Developing countries are often advised (or instructed) to undertake reforms recommended by "experts" who are called "technocrats" and are often backed by the IMF. Opposition to the reforms they propose is usually dismissed as "populist." Countries that fail to undertake these reforms are dismissed as craven or lacking political will, and soon suffer the consequences: higher interest rates when borrowing abroad.
But look closely at some of these "technocratic" proposals: many are more often based on ideology than economic science. Technocrats can of course reliably make an electricity plant work better. The goal is simple: to produce electricity at as low a price as possible. This is mostly a matter of engineering, not politics. Economic policies are usually not technocratic in this sense. They involve tradeoffs: some may lead to higher inflation but lower unemployment; some help investors, others workers.

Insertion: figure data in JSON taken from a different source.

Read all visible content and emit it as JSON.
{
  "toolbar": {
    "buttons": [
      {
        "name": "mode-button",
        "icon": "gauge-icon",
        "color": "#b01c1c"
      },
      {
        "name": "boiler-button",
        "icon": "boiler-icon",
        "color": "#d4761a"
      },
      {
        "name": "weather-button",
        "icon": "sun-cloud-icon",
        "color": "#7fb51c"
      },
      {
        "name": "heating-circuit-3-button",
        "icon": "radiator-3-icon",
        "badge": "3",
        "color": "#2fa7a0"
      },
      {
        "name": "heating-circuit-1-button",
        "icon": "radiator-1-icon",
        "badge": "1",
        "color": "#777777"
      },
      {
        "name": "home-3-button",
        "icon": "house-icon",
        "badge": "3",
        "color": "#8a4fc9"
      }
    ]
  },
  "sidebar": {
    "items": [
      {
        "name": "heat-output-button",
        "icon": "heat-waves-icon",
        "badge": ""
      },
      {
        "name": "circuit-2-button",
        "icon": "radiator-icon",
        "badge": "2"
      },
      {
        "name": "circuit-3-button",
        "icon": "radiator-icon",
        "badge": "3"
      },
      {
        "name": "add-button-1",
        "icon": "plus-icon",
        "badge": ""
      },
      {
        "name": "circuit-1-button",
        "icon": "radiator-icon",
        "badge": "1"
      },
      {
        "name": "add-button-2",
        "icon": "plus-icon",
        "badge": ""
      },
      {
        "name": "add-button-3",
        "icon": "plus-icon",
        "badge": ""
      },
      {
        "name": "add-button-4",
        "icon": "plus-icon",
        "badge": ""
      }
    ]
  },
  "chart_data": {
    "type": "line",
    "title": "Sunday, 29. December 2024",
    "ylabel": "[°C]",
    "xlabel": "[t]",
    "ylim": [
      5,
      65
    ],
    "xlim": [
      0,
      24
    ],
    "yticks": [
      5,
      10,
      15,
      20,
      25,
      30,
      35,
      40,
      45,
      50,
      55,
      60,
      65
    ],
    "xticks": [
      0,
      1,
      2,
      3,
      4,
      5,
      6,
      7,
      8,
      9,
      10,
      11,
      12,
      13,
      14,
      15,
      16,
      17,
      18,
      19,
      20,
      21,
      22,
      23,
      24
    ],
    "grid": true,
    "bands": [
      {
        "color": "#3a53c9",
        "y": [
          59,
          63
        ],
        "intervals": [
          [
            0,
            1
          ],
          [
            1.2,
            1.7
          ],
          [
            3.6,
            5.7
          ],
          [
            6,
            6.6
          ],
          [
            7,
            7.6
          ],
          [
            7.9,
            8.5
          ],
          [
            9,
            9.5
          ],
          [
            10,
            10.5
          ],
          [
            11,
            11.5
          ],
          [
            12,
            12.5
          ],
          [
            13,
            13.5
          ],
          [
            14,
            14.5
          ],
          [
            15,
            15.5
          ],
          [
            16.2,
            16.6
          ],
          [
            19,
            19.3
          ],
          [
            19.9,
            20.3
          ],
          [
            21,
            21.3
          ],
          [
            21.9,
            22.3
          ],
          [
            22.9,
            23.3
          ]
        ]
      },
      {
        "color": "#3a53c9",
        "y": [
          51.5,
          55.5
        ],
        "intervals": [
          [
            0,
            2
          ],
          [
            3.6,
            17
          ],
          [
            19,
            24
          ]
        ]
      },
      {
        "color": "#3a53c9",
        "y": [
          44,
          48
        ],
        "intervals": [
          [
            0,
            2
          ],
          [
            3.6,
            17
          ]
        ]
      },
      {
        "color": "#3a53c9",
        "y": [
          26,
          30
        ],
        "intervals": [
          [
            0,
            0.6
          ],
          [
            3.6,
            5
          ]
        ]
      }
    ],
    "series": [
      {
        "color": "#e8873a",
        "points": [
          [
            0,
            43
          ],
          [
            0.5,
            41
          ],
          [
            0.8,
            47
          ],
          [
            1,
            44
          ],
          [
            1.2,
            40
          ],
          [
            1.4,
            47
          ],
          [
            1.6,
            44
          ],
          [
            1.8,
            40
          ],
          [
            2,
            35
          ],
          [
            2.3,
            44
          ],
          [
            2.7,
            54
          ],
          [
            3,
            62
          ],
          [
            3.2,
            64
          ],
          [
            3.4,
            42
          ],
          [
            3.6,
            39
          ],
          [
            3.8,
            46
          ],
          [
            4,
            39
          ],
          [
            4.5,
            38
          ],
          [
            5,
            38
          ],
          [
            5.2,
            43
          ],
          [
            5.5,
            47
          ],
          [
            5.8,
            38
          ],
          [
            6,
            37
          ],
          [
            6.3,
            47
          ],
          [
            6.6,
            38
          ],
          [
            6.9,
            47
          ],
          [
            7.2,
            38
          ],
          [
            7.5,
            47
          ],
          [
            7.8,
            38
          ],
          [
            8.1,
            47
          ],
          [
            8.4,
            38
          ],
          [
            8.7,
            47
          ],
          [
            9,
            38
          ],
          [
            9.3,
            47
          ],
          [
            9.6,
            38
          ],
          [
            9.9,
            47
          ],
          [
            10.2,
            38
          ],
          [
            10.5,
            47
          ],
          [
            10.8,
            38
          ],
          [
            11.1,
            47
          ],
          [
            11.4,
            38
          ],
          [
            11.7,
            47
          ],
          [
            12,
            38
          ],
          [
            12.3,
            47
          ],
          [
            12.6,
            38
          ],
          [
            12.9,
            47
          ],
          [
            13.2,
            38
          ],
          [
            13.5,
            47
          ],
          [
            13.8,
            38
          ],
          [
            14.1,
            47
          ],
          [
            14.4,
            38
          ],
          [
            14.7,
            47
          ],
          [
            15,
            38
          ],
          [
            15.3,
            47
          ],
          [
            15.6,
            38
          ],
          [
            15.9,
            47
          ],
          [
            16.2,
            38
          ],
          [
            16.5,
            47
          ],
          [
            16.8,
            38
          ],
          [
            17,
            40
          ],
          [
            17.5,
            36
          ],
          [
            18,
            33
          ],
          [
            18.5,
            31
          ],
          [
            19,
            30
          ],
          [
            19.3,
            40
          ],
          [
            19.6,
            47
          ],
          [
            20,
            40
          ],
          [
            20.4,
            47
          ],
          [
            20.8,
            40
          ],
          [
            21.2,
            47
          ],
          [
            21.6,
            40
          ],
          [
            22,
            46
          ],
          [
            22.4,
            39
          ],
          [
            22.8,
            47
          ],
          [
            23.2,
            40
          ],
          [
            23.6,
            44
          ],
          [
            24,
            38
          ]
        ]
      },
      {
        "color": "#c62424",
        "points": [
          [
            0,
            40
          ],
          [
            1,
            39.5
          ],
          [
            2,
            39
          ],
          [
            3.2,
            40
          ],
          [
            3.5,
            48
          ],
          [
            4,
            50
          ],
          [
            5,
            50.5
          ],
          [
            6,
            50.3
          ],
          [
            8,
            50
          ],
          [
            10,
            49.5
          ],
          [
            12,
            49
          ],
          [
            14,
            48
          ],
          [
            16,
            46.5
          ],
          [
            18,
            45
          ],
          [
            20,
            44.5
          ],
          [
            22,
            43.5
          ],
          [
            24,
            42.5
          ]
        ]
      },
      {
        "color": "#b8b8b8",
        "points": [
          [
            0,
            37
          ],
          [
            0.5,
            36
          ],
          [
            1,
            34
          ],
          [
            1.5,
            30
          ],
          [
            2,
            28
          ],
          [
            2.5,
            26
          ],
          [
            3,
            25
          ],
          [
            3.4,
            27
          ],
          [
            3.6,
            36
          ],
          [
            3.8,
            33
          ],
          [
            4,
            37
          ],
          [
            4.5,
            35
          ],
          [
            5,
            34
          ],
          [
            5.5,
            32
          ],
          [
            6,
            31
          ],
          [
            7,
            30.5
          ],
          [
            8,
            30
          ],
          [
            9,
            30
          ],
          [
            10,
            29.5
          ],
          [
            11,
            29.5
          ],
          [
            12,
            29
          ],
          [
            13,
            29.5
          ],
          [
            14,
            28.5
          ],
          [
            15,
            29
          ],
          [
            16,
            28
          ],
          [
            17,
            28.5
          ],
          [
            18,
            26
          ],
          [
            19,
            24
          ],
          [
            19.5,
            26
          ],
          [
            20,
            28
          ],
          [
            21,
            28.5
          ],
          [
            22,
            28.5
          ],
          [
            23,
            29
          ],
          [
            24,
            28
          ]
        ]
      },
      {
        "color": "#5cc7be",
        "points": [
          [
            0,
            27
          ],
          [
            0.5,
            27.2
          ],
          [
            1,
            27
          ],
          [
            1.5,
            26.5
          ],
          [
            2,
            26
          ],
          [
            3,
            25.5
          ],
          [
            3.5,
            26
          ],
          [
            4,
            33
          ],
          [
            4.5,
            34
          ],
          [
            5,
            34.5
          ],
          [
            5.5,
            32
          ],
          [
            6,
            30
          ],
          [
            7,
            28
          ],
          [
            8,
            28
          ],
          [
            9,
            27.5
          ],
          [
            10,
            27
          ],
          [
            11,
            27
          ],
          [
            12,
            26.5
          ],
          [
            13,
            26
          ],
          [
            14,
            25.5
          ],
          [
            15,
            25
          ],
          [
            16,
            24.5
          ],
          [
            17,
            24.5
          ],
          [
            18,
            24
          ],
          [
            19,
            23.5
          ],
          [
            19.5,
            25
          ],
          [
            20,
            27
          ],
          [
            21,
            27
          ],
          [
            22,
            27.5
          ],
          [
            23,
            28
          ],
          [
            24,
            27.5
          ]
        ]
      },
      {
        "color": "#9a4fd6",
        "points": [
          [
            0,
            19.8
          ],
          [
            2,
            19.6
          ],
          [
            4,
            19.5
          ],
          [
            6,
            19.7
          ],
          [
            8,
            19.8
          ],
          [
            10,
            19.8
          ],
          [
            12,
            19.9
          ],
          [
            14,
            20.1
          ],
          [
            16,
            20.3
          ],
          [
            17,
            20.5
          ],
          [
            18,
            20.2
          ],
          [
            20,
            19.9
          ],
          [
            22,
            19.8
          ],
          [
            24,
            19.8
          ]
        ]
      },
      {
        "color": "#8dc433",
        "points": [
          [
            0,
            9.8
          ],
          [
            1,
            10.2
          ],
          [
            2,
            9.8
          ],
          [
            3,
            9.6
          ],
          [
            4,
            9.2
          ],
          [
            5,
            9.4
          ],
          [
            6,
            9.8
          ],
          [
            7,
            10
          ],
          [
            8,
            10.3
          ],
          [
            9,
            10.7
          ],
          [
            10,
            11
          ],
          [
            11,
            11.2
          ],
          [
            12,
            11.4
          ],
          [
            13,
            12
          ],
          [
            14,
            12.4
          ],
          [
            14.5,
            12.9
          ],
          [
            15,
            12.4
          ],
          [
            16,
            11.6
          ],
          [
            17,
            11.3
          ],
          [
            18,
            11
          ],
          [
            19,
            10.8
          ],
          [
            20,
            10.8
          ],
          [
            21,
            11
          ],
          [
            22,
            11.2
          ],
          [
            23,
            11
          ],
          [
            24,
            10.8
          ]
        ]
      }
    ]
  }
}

Economists call policies where no one can be made better off without making someone else worse off Pareto efficient. If a single policy is better than all others for everyone , i.e., has no Pareto-efficient alternatives, it is said to be Pareto dominant . If choices among policies were purely Paretian, i.e., if no one was made worse off by choosing one policy, as against another, the choices involved would indeed be purely "technical."
But in reality, few policy choices are Paretian. Instead, some policies are better for some groups, but worse for others. Different policies benefit and hurt different groups.